Special at the supermarket on huge north African dates. Add two chicken breasts and a bulb of fennel. Take home and start chopping…

This is easy, sweet and savoury as well as being low in fat. Fennel is a wonderful creature. When roasted it becomes a docile flavour, almost caramel yet still strong enough to stand up to a strong companion such as a spicy chorizo. The dates dissolve in the oven to give a sticky sauce and are picked up by the fresh cumin making a simple dish a surprising contrast of flavours. The whole garlic cloves become soft and liquid in the oven losing their pungency but none of their sweetness. (Obviously a spoon of maple syrup drizzled over the lot just before baking would not be out of place but that could remain optional…..)

Ingredients (serves 2)

6-8 sweet dates (halved and pitted)
2 chicken breasts (chopped into strips)
1 teaspoon of cumin seeds (toasted in a dry pan)
1 inch of fresh ginger root (finely crushed)
2-3 cloves of garlic
3 tablespoons of nut oil (or olive oil)
1 large tomato
1 bulb of fennel


Preheat the oven to about 200 degrees

Toast the cumin seeds in a dry pan and set aside
Finely chop the ginger and mix with the nut oil in a small dish or glass.
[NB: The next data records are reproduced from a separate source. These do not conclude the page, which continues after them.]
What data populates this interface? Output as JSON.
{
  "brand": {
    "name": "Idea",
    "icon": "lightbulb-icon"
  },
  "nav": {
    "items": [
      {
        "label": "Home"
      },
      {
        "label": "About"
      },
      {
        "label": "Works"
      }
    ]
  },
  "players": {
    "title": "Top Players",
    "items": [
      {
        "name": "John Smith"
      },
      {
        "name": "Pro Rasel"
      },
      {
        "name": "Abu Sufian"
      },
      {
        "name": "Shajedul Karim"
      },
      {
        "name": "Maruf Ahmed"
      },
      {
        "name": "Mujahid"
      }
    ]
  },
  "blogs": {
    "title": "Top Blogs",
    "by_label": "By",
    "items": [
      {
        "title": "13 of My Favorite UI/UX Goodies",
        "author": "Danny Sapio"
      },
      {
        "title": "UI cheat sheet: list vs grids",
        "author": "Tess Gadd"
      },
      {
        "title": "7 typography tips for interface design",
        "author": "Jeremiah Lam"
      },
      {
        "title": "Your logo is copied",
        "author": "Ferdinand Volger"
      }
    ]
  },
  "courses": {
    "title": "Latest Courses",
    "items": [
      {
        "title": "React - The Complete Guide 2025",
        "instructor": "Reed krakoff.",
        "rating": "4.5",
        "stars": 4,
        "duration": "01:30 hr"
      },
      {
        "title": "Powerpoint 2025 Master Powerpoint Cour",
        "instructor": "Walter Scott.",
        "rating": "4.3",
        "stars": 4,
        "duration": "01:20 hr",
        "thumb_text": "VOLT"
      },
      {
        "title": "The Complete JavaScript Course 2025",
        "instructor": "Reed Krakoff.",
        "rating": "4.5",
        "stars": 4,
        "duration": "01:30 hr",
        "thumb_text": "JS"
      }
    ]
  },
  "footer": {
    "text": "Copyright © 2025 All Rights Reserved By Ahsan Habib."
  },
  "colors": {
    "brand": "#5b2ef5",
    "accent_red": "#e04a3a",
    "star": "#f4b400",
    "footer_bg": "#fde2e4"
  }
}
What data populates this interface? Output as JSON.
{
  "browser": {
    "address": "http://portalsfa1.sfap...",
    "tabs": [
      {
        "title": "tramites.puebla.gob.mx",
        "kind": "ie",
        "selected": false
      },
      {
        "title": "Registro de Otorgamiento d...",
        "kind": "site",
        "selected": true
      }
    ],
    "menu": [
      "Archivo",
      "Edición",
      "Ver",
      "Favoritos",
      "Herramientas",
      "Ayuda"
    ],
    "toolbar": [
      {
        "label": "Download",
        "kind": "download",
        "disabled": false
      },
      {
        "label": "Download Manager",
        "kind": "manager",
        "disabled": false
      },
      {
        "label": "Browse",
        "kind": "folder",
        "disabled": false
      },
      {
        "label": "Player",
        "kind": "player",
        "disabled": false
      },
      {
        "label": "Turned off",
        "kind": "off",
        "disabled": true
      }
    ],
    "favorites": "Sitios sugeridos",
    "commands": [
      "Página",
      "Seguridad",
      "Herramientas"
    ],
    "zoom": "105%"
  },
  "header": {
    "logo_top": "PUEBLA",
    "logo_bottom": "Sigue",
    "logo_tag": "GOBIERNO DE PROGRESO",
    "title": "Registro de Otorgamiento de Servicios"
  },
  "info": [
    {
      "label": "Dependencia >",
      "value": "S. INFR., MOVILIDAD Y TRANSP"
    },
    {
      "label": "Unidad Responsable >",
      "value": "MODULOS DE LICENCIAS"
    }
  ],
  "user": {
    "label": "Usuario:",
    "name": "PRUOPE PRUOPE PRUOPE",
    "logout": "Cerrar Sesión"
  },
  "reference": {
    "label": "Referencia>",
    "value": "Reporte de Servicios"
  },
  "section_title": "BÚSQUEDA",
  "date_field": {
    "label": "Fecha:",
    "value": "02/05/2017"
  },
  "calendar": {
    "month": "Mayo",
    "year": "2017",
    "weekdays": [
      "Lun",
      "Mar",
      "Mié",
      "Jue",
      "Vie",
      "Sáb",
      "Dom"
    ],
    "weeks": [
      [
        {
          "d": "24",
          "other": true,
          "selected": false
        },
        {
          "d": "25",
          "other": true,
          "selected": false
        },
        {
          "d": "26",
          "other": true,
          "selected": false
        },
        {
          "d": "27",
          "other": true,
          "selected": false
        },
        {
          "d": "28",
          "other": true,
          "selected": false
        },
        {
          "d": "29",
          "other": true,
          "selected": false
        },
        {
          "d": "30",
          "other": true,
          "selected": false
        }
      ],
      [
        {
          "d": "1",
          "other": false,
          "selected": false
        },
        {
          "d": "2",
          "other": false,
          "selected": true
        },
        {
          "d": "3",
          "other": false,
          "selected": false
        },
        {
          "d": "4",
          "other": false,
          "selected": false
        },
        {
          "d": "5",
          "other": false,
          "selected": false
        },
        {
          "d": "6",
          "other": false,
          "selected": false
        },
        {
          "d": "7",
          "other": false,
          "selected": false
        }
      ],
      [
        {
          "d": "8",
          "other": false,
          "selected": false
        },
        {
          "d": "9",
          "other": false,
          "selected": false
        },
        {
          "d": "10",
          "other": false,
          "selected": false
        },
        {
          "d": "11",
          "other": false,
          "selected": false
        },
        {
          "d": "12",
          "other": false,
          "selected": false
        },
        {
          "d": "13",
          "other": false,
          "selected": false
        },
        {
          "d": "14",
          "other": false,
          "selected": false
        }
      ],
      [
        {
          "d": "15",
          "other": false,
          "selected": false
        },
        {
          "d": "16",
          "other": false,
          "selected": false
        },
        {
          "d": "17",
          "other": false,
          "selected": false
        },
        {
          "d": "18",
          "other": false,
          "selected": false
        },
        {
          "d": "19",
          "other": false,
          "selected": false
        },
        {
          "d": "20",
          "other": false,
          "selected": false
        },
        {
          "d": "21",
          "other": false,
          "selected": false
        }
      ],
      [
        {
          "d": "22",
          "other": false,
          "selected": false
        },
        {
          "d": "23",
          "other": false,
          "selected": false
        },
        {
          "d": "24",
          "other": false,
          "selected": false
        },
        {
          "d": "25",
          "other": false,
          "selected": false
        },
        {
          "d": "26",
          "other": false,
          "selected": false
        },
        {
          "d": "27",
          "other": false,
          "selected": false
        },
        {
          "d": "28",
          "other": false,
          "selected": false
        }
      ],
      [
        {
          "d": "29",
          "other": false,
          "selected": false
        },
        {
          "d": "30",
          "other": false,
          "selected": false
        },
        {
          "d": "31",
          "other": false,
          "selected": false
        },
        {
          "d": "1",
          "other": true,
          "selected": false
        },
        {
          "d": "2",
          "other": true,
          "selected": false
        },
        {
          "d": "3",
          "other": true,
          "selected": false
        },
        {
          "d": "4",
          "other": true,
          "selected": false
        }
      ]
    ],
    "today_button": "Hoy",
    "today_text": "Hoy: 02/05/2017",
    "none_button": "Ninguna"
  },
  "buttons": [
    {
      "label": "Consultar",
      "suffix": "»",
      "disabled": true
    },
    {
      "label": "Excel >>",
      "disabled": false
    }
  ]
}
Add the toasted cumin to the mix at this point too.
Chop the chicken into strips. Then deal with the fennel. Remove the outer layers and the leafy stalks as well as the tougher ends and bottom from the bulb. Cut in half and place the cut side down. Then slice finely sideways into strips.
With a knife slice into each date and squeeze out the stone and then cut the dates in half
Cut the tomato into large chunks.

Layer the chicken, the fennel slices evenly along the bottom of an oiled oven proof dish and follow with another layer of the dates and tomato chunks plus the whole cloves of garlic.

Pour the ginger and oil mix over the layers along with a glass of water. Bake for about 45 minutes to an hour. You’ll know it’s ready when the fennel is soft and the chicken cooked through.